Motorola Inc is near a deal to sell its wireless-network equipment business to Nokia Siemens Networks for more than US$1.3 billion, a person familiar with the sale said.
The sale might be announced as early as yesterday, the person said on condition of anonymity because the had not yet been made public.
The final price is expected to be between US$1.3 billion and US$1.4 billion, the person said.
Jennifer Erickson, a spokeswoman for Motorola, declined to comment.
Nokia Siemens Networks, a joint venture between Finland’s Nokia Oyj and Munich-based Siemens AG, wants to boost its presence in North America to compete with larger rival Ericsson AB and faster-growing competitors such as China’s Huawei Technologies Co (華為技術).
Nokia Siemens unsuccessfully bid twice for assets belonging to Toronto-based Nortel Networks Corp during the past year after the telecom-equipment maker filed for bankruptcy protection and sold off units.
Nokia Siemens has been cutting jobs and shutting offices to adjust to falling demand and price competition from Ericsson and Huawei.
Nokia Siemens chief executive officer Rajeev Suri said in November last year the company would expand through acquisitions and partnerships while trimming its existing operations.
A Nokia Siemens spokesman didn’t immediately return phone calls seeking comment.
Telecom-equipment companies have over the past decade combined to cope with declines in spending by some customers. France’s Alcatel SA acquired Lucent Technologies Inc in 2006 to create Alcatel-Lucent, a Paris-based rival to Nokia Siemens. Since that deal closed, the stock has declined 52 percent.

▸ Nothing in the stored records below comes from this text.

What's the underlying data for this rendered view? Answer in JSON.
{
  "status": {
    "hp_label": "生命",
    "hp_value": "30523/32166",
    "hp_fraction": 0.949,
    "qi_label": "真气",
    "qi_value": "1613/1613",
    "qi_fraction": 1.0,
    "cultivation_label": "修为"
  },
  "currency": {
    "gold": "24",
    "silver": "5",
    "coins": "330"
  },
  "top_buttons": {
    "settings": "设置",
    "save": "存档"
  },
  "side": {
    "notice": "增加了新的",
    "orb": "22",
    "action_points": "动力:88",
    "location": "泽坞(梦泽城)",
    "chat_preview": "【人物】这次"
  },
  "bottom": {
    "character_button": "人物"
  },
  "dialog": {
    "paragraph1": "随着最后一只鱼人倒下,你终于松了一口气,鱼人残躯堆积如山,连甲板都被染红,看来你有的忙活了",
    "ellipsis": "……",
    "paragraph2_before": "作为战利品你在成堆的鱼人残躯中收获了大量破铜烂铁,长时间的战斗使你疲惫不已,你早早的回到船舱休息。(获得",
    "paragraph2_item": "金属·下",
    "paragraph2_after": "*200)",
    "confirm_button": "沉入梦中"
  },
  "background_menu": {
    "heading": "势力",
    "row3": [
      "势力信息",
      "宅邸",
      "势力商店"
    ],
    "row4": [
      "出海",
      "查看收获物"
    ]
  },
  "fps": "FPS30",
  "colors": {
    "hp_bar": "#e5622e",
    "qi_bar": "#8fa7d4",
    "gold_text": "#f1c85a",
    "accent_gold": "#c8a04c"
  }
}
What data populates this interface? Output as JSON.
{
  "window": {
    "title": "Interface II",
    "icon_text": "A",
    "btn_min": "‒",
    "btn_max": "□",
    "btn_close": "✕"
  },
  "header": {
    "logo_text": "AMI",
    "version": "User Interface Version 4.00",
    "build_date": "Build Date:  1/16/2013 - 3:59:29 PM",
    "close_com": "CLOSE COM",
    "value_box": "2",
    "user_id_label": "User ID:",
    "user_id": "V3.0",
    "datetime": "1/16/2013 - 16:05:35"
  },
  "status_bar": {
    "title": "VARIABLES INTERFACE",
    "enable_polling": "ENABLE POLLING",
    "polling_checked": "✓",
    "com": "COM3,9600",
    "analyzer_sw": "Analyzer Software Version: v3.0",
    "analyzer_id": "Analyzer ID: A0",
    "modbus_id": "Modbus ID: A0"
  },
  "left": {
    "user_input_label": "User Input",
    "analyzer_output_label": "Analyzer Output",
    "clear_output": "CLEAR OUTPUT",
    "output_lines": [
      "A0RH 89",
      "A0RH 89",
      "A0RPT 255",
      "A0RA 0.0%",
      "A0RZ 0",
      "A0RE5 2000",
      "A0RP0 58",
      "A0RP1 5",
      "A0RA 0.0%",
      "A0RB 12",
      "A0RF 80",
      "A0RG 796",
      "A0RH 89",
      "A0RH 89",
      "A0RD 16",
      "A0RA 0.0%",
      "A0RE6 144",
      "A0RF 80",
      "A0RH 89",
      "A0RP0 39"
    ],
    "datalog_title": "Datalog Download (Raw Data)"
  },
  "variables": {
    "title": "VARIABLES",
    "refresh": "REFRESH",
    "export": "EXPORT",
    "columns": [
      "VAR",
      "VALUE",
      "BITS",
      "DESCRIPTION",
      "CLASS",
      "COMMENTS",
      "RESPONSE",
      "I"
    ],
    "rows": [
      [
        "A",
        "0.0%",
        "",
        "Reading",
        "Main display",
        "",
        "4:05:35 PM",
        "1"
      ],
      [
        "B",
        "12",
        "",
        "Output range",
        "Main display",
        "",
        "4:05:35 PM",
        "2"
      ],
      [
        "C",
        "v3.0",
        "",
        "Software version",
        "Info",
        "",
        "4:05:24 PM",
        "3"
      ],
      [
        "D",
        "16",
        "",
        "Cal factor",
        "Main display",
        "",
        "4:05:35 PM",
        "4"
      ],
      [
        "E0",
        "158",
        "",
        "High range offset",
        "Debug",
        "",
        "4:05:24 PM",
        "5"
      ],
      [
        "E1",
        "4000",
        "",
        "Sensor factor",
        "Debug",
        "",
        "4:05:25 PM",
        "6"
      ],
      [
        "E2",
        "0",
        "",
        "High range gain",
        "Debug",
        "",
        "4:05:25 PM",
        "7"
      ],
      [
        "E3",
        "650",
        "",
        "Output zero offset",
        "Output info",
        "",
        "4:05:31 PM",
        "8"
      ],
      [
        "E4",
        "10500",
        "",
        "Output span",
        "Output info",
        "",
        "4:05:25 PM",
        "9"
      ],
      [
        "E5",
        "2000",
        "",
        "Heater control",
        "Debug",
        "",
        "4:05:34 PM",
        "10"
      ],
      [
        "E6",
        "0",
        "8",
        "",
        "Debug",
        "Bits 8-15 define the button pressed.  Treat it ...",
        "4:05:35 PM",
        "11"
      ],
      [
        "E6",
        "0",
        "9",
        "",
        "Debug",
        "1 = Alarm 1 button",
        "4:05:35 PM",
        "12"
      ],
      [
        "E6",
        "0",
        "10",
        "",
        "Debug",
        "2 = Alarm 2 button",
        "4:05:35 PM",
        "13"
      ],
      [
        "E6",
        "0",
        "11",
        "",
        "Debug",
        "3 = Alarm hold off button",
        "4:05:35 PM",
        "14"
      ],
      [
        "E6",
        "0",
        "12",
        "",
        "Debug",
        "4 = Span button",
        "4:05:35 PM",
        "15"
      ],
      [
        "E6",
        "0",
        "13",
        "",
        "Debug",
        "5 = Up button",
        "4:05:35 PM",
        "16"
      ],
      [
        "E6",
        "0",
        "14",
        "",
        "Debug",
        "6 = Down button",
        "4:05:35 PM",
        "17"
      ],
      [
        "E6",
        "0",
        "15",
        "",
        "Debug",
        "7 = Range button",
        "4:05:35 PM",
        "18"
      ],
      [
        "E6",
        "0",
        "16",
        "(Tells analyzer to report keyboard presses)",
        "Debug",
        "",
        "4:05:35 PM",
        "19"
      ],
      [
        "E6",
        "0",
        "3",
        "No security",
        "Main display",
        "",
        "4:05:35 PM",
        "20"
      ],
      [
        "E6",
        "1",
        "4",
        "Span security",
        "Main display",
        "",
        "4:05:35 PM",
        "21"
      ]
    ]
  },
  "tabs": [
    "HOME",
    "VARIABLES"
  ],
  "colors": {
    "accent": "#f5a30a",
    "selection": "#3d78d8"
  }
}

Motorola is negotiating to sell the wireless-network unit as it prepares for a broader restructuring. The company is planning to spin off its mobile-phone and set-top box operations into a company that will be led by co-chief executive officer Sanjay Jha.
The spinoff is on track for the first quarter, Jha said last month.
Sales from the wireless networks business fell 7 percent to US$896 million last quarter from a year earlier, accounting for 18 percent of Motorola’s total revenue. The division’s operating profit climbed to US$112 million from US$62 million a year earlier, helped by contracts it won from companies, including China Mobile Communications Corp (中國移動).
If a wireless-network sale goes ahead, it would leave Greg Brown, the other co-CEO at the Schaumburg, Illinois-based company, responsible for just the enterprise mobility business that makes two-way radios and bar-code scanners.
Brown said in April that a sale of the networking business was possible.
“If there is an alternate equation or partnership that improves that trajectory even further than what we think, we’d consider it,” he said.
Nokia Siemens is being represented by Barclays Capital, while Motorola is being advised by Centerview Partners, JPMorgan Chase & Co and Goldman Sachs Group Inc, according to people familiar with the discussions.